Lawyers who have made, to borrow Lord Sumption’s striking phrase, a ‘lifestyle choice’ may recognise the journey our senior judiciary is engaged upon when it comes to improving diversity.

Absent progress in a desired direction, the judiciary’s parents – civil society, the profession which begot them and policymakers – are increasing the pressure for action.

Sumption himself is presumably sat mute and reflective on the judicial ‘naughty step’. It has been left to others to respond to requests that, left unheard, would lead to the ultimate sanction of parental intervention. Few lawyers say it, but this means quotas.

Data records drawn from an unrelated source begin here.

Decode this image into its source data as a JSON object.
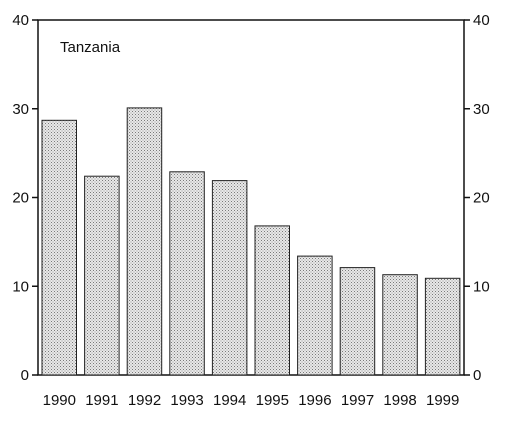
{
  "chart_data": {
    "type": "bar",
    "title": "Tanzania",
    "xlabel": "",
    "ylabel": "",
    "categories": [
      "1990",
      "1991",
      "1992",
      "1993",
      "1994",
      "1995",
      "1996",
      "1997",
      "1998",
      "1999"
    ],
    "values": [
      28.7,
      22.4,
      30.1,
      22.9,
      21.9,
      16.8,
      13.4,
      12.1,
      11.3,
      10.9
    ],
    "ylim": [
      0,
      40
    ],
    "yticks": [
      0,
      10,
      20,
      30,
      40
    ],
    "ytick_labels": [
      "0",
      "10",
      "20",
      "30",
      "40"
    ],
    "secondary_y_axis": true,
    "grid": false,
    "bar_fill": "#d0d0d0",
    "bar_stroke": "#222222",
    "axis_color": "#111111"
  }
}
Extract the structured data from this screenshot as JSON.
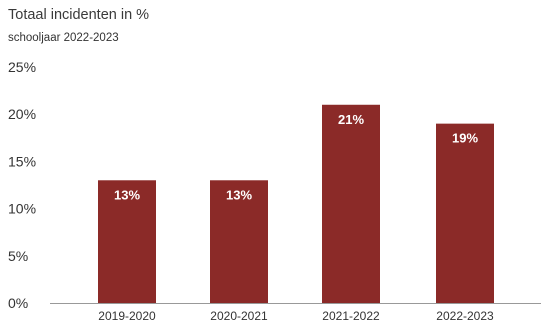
{
  "chart_data": {
    "type": "bar",
    "title": "Totaal incidenten in %",
    "subtitle": "schooljaar 2022-2023",
    "categories": [
      "2019-2020",
      "2020-2021",
      "2021-2022",
      "2022-2023"
    ],
    "values": [
      13,
      13,
      21,
      19
    ],
    "data_labels": [
      "13%",
      "13%",
      "21%",
      "19%"
    ],
    "y_ticks": [
      0,
      5,
      10,
      15,
      20,
      25
    ],
    "y_tick_labels": [
      "0%",
      "5%",
      "10%",
      "15%",
      "20%",
      "25%"
    ],
    "ylim": [
      0,
      25
    ],
    "grid": false,
    "bar_color": "#8b2a28",
    "axis_color": "#999999"
  }
}
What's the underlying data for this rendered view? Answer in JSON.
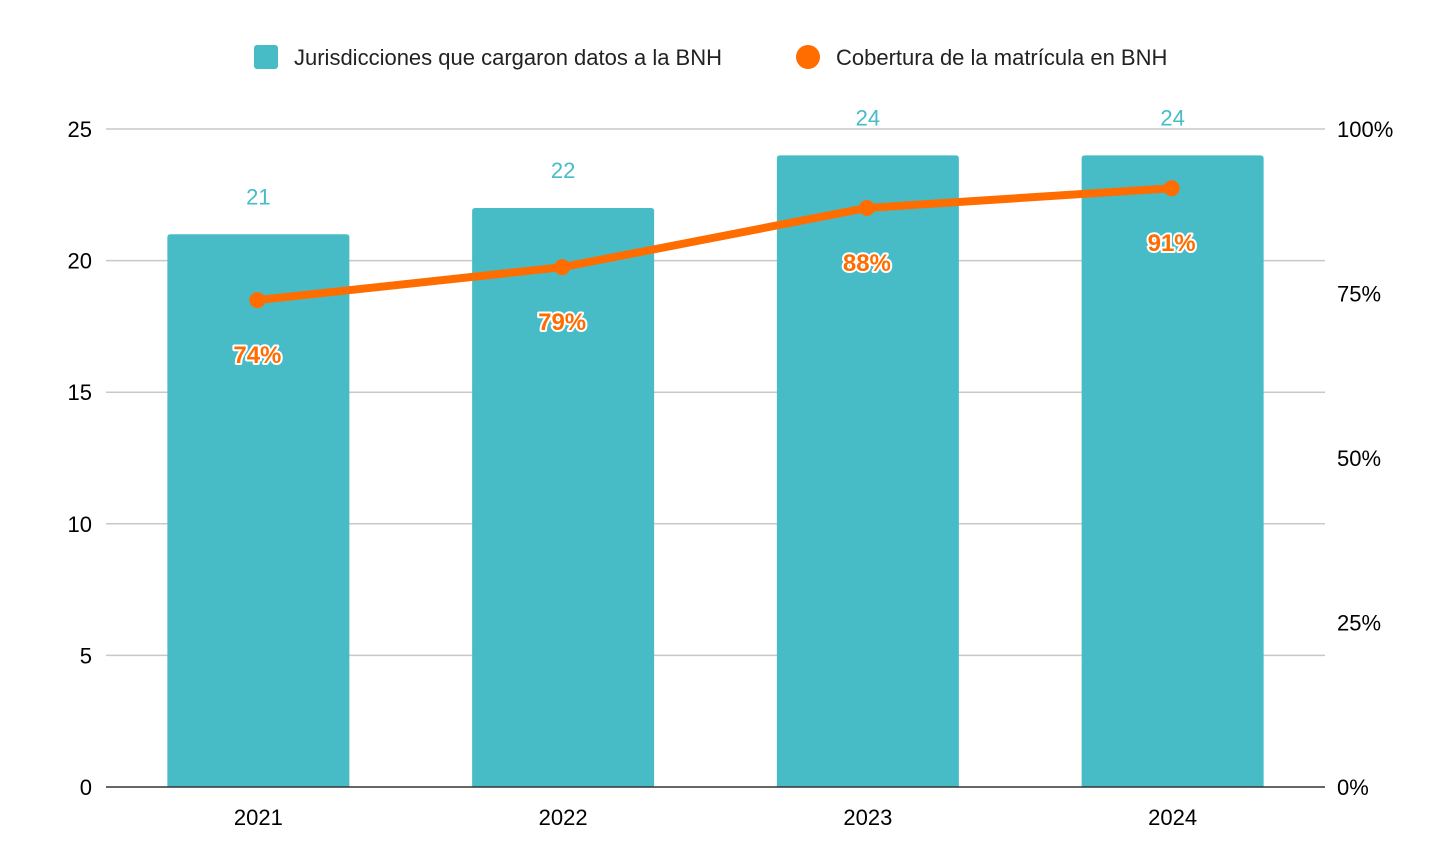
{
  "chart_data": {
    "type": "bar",
    "categories": [
      "2021",
      "2022",
      "2023",
      "2024"
    ],
    "series": [
      {
        "name": "Jurisdicciones que cargaron datos a la BNH",
        "type": "bar",
        "axis": "left",
        "values": [
          21,
          22,
          24,
          24
        ],
        "labels": [
          "21",
          "22",
          "24",
          "24"
        ],
        "color": "#47BCC6"
      },
      {
        "name": "Cobertura de la matrícula en BNH",
        "type": "line",
        "axis": "right",
        "values": [
          0.74,
          0.79,
          0.88,
          0.91
        ],
        "labels": [
          "74%",
          "79%",
          "88%",
          "91%"
        ],
        "color": "#FF6D01"
      }
    ],
    "y_left": {
      "lim": [
        0,
        25
      ],
      "ticks": [
        0,
        5,
        10,
        15,
        20,
        25
      ],
      "tick_labels": [
        "0",
        "5",
        "10",
        "15",
        "20",
        "25"
      ]
    },
    "y_right": {
      "lim": [
        0,
        1
      ],
      "ticks": [
        0,
        0.25,
        0.5,
        0.75,
        1.0
      ],
      "tick_labels": [
        "0%",
        "25%",
        "50%",
        "75%",
        "100%"
      ]
    },
    "grid": true,
    "legend_position": "top-center",
    "title": "",
    "xlabel": "",
    "ylabel": ""
  }
}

In saying ‘there is much to be done, and done now’, the lord chief justice has shown that he gets the process in train (

Why do we state with such confidence that quotas are no longer off the agenda? Refuseniks might ponder that any profession’s independence of operation is predicated on its ability to keep its own house in order and serve the public interest.

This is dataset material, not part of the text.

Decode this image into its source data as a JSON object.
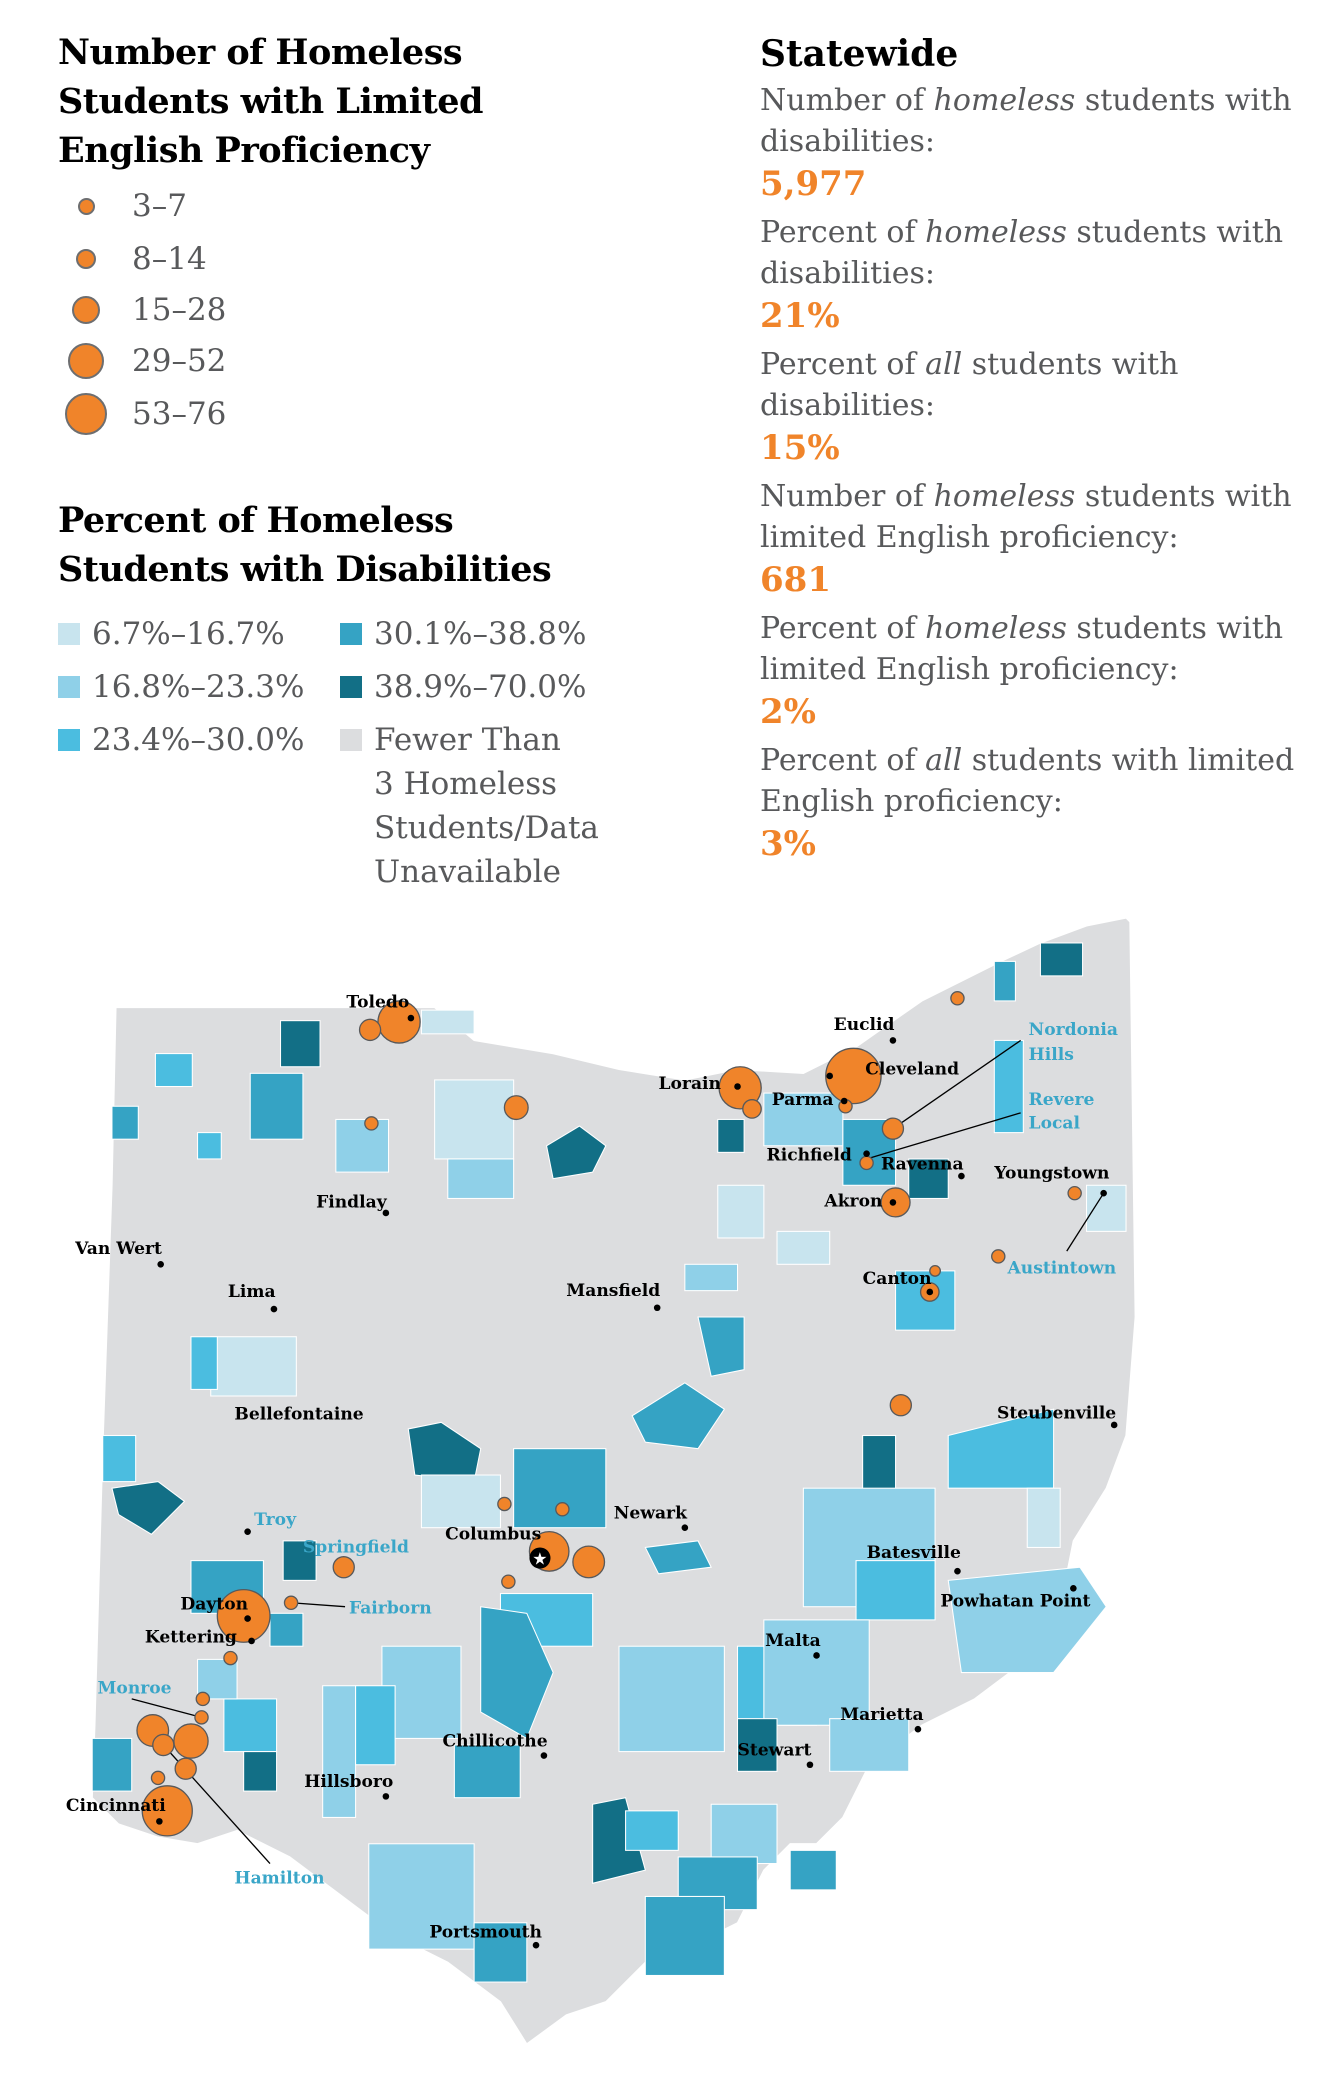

The Judicial Appointments Commission, of course, might be thought well placed to pre-empt quotas. It can hardly be a coincidence that the judiciary issued a press release last Thursday proclaiming that two new female appointments - Judge May QC (pictured) and Bobbie Cheema-Grubb QC - had taken the number of women High Court judges to 23 out of 108.

Welcome, of course – but a relatively small step for womankind, when men still account for four out of five.